In production, that log becomes the answer to a hard but necessary question: how do you know this AI system is safe enough to operate in a controlled environment? It is also the bridge to operational risk regimes such as APRA CPS 230, where evidence of control over change, escalation, and oversight matters as much as good intent.
5. Failure modes the agent is designed to handle
Hallucinated regulatory references
Addressed by grounding the agent in a fixed library of real regulations and explicit gap context instead of letting it freelance on policy language.
Over-broad remediation plans
Addressed by making blast-radius assessment a mandatory planning output, not an optional nice-to-have.
Approval bypass
Addressed by hard-coding the approval gate as a structural requirement in the workflow rather than a soft behavioural suggestion.
Silent failures
Addressed by requiring validation to run before the evidence artefact can be considered complete.
Untrusted input injection
Addressed by treating gap data as untrusted and never allowing it to modify the agent’s instructions or privilege boundary.
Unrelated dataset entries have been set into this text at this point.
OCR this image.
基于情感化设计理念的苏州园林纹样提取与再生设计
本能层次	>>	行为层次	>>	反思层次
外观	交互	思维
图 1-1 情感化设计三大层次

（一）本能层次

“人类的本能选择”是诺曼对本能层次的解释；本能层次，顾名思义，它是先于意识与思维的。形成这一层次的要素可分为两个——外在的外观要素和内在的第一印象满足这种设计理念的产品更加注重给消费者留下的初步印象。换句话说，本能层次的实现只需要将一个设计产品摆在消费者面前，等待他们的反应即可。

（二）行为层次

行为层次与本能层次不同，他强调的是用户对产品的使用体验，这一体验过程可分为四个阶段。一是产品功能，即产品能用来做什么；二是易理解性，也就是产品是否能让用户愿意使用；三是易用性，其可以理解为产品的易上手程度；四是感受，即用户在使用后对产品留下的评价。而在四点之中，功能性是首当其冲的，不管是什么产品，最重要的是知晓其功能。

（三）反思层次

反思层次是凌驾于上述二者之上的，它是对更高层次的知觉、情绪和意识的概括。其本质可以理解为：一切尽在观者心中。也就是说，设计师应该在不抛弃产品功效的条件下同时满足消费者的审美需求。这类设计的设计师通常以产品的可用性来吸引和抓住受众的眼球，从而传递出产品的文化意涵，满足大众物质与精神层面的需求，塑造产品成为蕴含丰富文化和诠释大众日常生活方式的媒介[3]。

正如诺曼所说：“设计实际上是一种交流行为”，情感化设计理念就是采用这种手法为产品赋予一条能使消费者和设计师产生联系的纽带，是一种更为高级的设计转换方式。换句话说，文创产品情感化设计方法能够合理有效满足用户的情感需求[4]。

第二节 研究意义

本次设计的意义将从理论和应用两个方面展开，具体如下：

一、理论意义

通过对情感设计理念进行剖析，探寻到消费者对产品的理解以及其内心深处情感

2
6. What this prototype deliberately does not do
This is not production code. There are no live system integrations. The synthetic gaps are illustrative rather than benchmarked against a bank's internal control inventory. The agent is not fine-tuned on financial-services language or validated against a firm-specific policy corpus.
The evidence artefacts are also not validated against a real audit operating model. They show the shape of an auditable output, not the final standard a regulator would sign off on.
That honesty is not a weakness. It is part of the engineering posture. Systems like this get safer when their boundaries are stated clearly and tested progressively, not when prototypes pretend to be finished products.
7. How this would scale
The next step is not a single feature release. It is a broader engineering programme: a library of remediation patterns by control family, feedback loops from validation outcomes back into planning, and real integrations into GRC, ticketing, approval, and evidence systems.
Over time, the architecture would likely become multi-agent. One agent could specialise in access controls, another in data protection, another in change management, with a coordinating layer that enforces the same approval and audit model across all of them.
This prototype is the first step. The full system is an engineering programme, not a feature.